En Ouganda, un député du parti de l'opposant Bobi Wine a fait des révélations alarmantes le 16 janvier, affirmant que l'armée a tué dix de ses partisans. Ce drame s'est produit à son domicile, une accusation qui survient alors qu'une intensification des tensions règne à l'approche de l'annonce des résultats des élections présidentielle et législatives.
Muwanga Kivumbi, membre de la Plateforme d'unité nationale, a déclaré : « Dix personnes ont été tuées à l’intérieur de ma maison ». L'attaque a eu lieu dans le district de Butambala, bastion politique de Bobi Wine. Selon ses dires, après avoir abattu les jeunes hommes, l'armée a continué à tirer et a effacé toutes les preuves de leur mort, laissant « une mare de sang ».
Le climat de crainte est palpable en Ouganda. Les élections, tenues le 16 janvier, étaient sous haute tension.

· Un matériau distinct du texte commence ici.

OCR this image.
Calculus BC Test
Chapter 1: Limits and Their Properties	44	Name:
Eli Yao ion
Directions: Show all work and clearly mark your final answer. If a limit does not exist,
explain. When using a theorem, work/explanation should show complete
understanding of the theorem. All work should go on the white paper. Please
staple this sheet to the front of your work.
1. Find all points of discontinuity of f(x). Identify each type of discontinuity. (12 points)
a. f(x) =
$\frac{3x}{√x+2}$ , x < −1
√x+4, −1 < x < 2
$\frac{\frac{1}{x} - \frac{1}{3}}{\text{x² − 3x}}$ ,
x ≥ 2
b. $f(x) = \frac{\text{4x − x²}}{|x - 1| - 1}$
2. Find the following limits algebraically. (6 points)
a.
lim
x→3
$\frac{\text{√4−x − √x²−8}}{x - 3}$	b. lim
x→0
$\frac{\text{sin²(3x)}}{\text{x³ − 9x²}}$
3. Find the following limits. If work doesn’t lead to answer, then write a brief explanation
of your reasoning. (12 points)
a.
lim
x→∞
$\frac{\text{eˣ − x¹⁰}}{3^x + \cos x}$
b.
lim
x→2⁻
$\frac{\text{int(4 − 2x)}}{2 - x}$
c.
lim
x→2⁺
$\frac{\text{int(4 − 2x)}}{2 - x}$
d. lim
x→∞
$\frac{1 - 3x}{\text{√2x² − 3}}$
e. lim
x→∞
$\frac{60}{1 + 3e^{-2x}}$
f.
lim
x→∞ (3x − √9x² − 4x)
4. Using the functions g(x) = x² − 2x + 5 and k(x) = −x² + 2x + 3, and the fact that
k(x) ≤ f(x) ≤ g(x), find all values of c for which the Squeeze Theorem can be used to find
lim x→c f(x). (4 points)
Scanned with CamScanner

Le président sortant Yoweri Museveni, au pouvoir depuis 40 ans, vise un septième mandat consécutif. Son principal adversaire, Bobi Wine, a dénoncé le « bourrage massif des urnes » et déploré les arrestations de membres de son équipe, notamment suite à des restrictions sur Internet qui ont eu lieu avant les élections.
Les événements survenus dans le district de Butambala ont été qualifiés de « massacre » par certaines sources, alors que des centaines de personnes s’étaient rassemblées chez Kivumbi pour manifester contre les possibles fraudes électorales. Selon des témoins, l’armée a ouvert le feu sur la foule pour disperser les manifestants.
La situation a suscité des réactions au sein de la communauté internationale. Des experts en droits humains s'alarment des actes de violence perpétrés contre des civils, soulignant un schéma inquiétant de répression politique en Ouganda. Le rapport d'Amnesty International sur les élections de cette année met en lumière la manipulation du processus électoral et les violences à l'encontre des opposants.
Une résidente, épouvantée par les événements, témoigne : « Nous étions des civils. Nous n’étions pas armés. Il était 3 heures du matin. Je ne sais pas ce que nous avions fait de mal ». La scène tragique, marquée par la perte de vies innocentes, soulève la question de l’avenir démocratique de l’Ouganda et de la sécurité de ses citoyens.